Réalité inconnaissable

Une certaine forme d'agnosticisme (admettre l'existence de l'Inconnaissable) est la vérité finale de toute connaissance. En effet, quel que soit le chemin, quand nous arrivons à son terme, l'univers ne nous apparaît plus que comme le symbole ou l'apparence d'une Réalité inconnaissable qui se traduit ici en différents systèmes de valeurs, valeurs physiques, vitales et sensorielles, valeurs intellectuelles, idéales, spirituelles.

Et plus Cela devient réel pour nous, plus Cela nous paraît transcender toute pensée et ses définitions, toute expression et ses formules. "Le Mental n'y atteint point, non plus que la parole". Cependant, de même qu'il est possible d'exagérer, avec les illusionnistes, l'irréalité de l'apparence, de même il est possible d'exagérer l'inconnaissabilité de l'Inconnaissable. Quand nous disons qu'Il est inconnaissable, nous voulons dire en réalité qu'Il ne peut être appréhendé par la pensée et le langage, instruments qui s'appuient toujours sur le sens de la différence et s'expriment au moyen de définitions; mais s'Il n'est pas connaissable par la pensée, Il peut être atteint par un suprême effort de la conscience.
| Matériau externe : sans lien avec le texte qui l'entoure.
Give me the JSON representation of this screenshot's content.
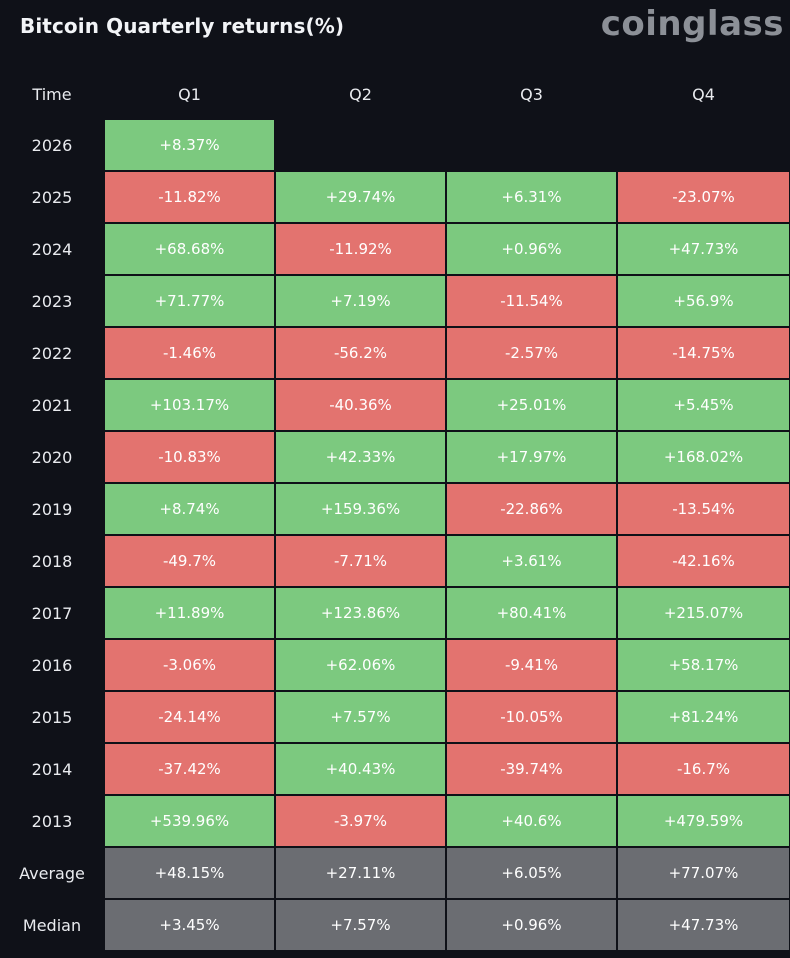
{
  "title": "Bitcoin Quarterly returns(%)",
  "brand": "coinglass",
  "colors": {
    "background": "#0f1118",
    "positive": "#7cc97f",
    "negative": "#e3736f",
    "summary": "#6b6d72"
  },
  "chart_data": {
    "type": "table",
    "title": "Bitcoin Quarterly returns(%)",
    "row_header": "Time",
    "columns": [
      "Q1",
      "Q2",
      "Q3",
      "Q4"
    ],
    "rows": [
      {
        "label": "2026",
        "values": [
          "+8.37%",
          "",
          "",
          ""
        ]
      },
      {
        "label": "2025",
        "values": [
          "-11.82%",
          "+29.74%",
          "+6.31%",
          "-23.07%"
        ]
      },
      {
        "label": "2024",
        "values": [
          "+68.68%",
          "-11.92%",
          "+0.96%",
          "+47.73%"
        ]
      },
      {
        "label": "2023",
        "values": [
          "+71.77%",
          "+7.19%",
          "-11.54%",
          "+56.9%"
        ]
      },
      {
        "label": "2022",
        "values": [
          "-1.46%",
          "-56.2%",
          "-2.57%",
          "-14.75%"
        ]
      },
      {
        "label": "2021",
        "values": [
          "+103.17%",
          "-40.36%",
          "+25.01%",
          "+5.45%"
        ]
      },
      {
        "label": "2020",
        "values": [
          "-10.83%",
          "+42.33%",
          "+17.97%",
          "+168.02%"
        ]
      },
      {
        "label": "2019",
        "values": [
          "+8.74%",
          "+159.36%",
          "-22.86%",
          "-13.54%"
        ]
      },
      {
        "label": "2018",
        "values": [
          "-49.7%",
          "-7.71%",
          "+3.61%",
          "-42.16%"
        ]
      },
      {
        "label": "2017",
        "values": [
          "+11.89%",
          "+123.86%",
          "+80.41%",
          "+215.07%"
        ]
      },
      {
        "label": "2016",
        "values": [
          "-3.06%",
          "+62.06%",
          "-9.41%",
          "+58.17%"
        ]
      },
      {
        "label": "2015",
        "values": [
          "-24.14%",
          "+7.57%",
          "-10.05%",
          "+81.24%"
        ]
      },
      {
        "label": "2014",
        "values": [
          "-37.42%",
          "+40.43%",
          "-39.74%",
          "-16.7%"
        ]
      },
      {
        "label": "2013",
        "values": [
          "+539.96%",
          "-3.97%",
          "+40.6%",
          "+479.59%"
        ]
      }
    ],
    "summary_rows": [
      {
        "label": "Average",
        "values": [
          "+48.15%",
          "+27.11%",
          "+6.05%",
          "+77.07%"
        ]
      },
      {
        "label": "Median",
        "values": [
          "+3.45%",
          "+7.57%",
          "+0.96%",
          "+47.73%"
        ]
      }
    ]
  }
}
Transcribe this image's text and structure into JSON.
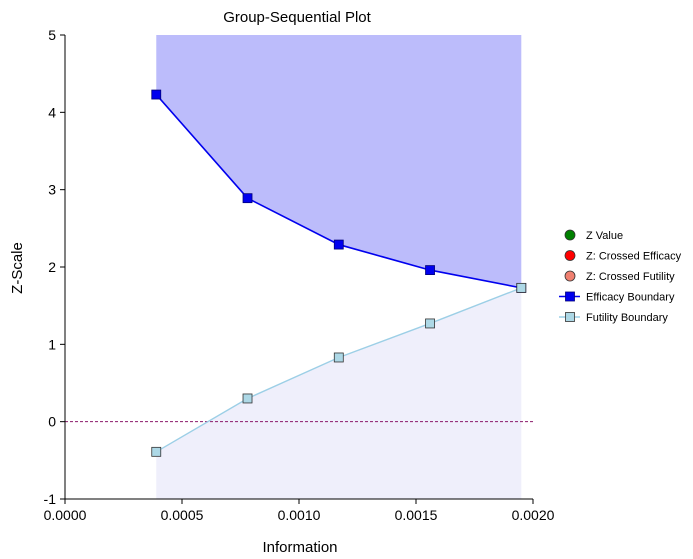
{
  "chart_data": {
    "type": "line",
    "title": "Group-Sequential Plot",
    "xlabel": "Information",
    "ylabel": "Z-Scale",
    "xlim": [
      0,
      0.002
    ],
    "ylim": [
      -1,
      5
    ],
    "x_ticks": [
      0.0,
      0.0005,
      0.001,
      0.0015,
      0.002
    ],
    "x_tick_labels": [
      "0.0000",
      "0.0005",
      "0.0010",
      "0.0015",
      "0.0020"
    ],
    "y_ticks": [
      -1,
      0,
      1,
      2,
      3,
      4,
      5
    ],
    "y_tick_labels": [
      "-1",
      "0",
      "1",
      "2",
      "3",
      "4",
      "5"
    ],
    "reference_line_y": 0,
    "x": [
      0.00039,
      0.00078,
      0.00117,
      0.00156,
      0.00195
    ],
    "series": [
      {
        "name": "Efficacy Boundary",
        "values": [
          4.23,
          2.89,
          2.29,
          1.96,
          1.73
        ],
        "color": "#0000ee",
        "marker_fill": "#0000ee"
      },
      {
        "name": "Futility Boundary",
        "values": [
          -0.39,
          0.3,
          0.83,
          1.27,
          1.73
        ],
        "color": "#9ccfe6",
        "marker_fill": "#add8e6"
      }
    ],
    "legend": [
      {
        "name": "Z Value",
        "kind": "circle",
        "color": "#008000"
      },
      {
        "name": "Z: Crossed Efficacy",
        "kind": "circle",
        "color": "#ff0000"
      },
      {
        "name": "Z: Crossed Futility",
        "kind": "circle",
        "color": "#f08070"
      },
      {
        "name": "Efficacy Boundary",
        "kind": "line-square",
        "color": "#0000ee"
      },
      {
        "name": "Futility Boundary",
        "kind": "line-square",
        "color": "#9ccfe6"
      }
    ],
    "legend_position": "right",
    "efficacy_region_color": "#bcbcfb",
    "futility_region_color": "#efeffb"
  }
}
Il y a même une certaine Connaissance par Identité qui, en un sens, permet de Le connaître. Cette Connaissance ne peut certes pas être traduite avec succès dans les termes de la pensée et du langage, mais quand nous l'avons atteinte, elle entraîne une réévaluation de Cela dans les symboles de notre conscience cosmique, couvrant non point un seul domaine mais toute l'étendue du champ symbolique. Cela produit une révolution de l'être intérieur qui, à son tour, produit une révolution dans notre vie extérieure.

L'Inconnu n'est pas l'Inconnaissable; il ne reste pour nous l'inconnu que si nous tenons à notre ignorance ou persistons dans nos premières limitations. Car à toutes les choses qui ne sont pas inconnaissables, à toutes les choses de l'univers, correspondent, dans cet univers, des facultés capables d'en prendre connaissance; et en l'homme, le microcosme, ces facultés existent toujours et, à un certain stade, peuvent être développées. Certes, nous pouvons choisir de ne pas les cultiver, et, là où elles le sont en partie, de les décourager et de leur imposer une sorte d'atrophie. Mais, fondamentalement, toute connaissance possible est une connaissance accessible à l'humanité.